Pasalnya, saat pemeriksaan kesehatan pasien didampingi keluarga dan seorang perawat wanita.
“Jadi tidak ada itu pelecehan, dimana kejadian pelecehan. Orang pemeriksaan kesehatan didampingi keluarga dan perawat wanita,” kata Muslim, dihubungi per telepon, Rabu (17/6/2020).
Dia menyebutkan, pasien itu mengidap kanker payudara dan akan menjalani operasi. Tiga bulan lalu, pasien itu juga menjalani operasi payudara sebelah kiri. Lalu saat kejadian untuk menjalani operasi kanker payudara sebelah kanan.
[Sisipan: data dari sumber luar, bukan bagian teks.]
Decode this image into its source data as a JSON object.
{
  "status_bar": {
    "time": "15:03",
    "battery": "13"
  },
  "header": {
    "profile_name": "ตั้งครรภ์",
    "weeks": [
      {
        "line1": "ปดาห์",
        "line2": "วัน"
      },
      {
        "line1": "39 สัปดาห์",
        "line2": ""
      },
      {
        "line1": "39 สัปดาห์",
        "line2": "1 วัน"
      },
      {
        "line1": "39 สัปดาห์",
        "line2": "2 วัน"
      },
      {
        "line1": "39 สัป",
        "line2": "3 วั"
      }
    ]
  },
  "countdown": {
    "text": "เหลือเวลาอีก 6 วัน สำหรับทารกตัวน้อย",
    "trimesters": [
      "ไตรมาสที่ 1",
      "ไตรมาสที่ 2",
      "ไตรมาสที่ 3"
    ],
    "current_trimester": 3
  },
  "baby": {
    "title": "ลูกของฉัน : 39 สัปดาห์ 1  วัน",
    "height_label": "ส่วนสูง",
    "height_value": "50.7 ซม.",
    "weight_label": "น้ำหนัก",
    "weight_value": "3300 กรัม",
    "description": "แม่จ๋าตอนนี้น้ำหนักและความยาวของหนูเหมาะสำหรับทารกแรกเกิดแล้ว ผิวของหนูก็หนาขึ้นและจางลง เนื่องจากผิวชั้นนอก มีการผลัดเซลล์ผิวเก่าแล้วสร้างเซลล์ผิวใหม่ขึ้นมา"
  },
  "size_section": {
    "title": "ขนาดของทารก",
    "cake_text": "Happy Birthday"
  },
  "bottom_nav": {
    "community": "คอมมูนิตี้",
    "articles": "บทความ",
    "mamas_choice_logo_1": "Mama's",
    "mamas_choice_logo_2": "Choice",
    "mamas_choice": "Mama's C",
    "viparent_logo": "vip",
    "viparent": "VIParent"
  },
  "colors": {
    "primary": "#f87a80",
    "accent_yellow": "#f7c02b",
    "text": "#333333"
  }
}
“Nah, saat itu pasien mengeluh ada ambeyen. Sehingga sekalian diperiksa dan sesuai standar operasi prosedur (SOP), mengenakan sarung tangan dan lain sebagainya. Maka, dokter bilang ya sekalian aja kita periksa dan obati, pasien setuju soal pemeriksaan ambeyen itu,” sebutnya.
Dia mempertanyakan kenapa pasien baru melaporkan kasus itu polisi sepuluh hari kemudian.
“Harusnya kan saat itu juga dia lapor. Bukan beberapa hari kemudian, lalu semua orang berkomentar soal kasus ini. Posisi klien saya mengikuti proses hukum yang sedang berjalan, ini kan sudah dilapor, nanti kita lihat penyidikan di kepolisian,” pungkasnya.
Sebelumnya dokter H dilaporkan pasiennya berinisial HM ke Polres Aceh Timur dengan dugaan pelecehan seksual. Pasien disuruh buka celana dan disaat itulah pelecehan seksual terjadi.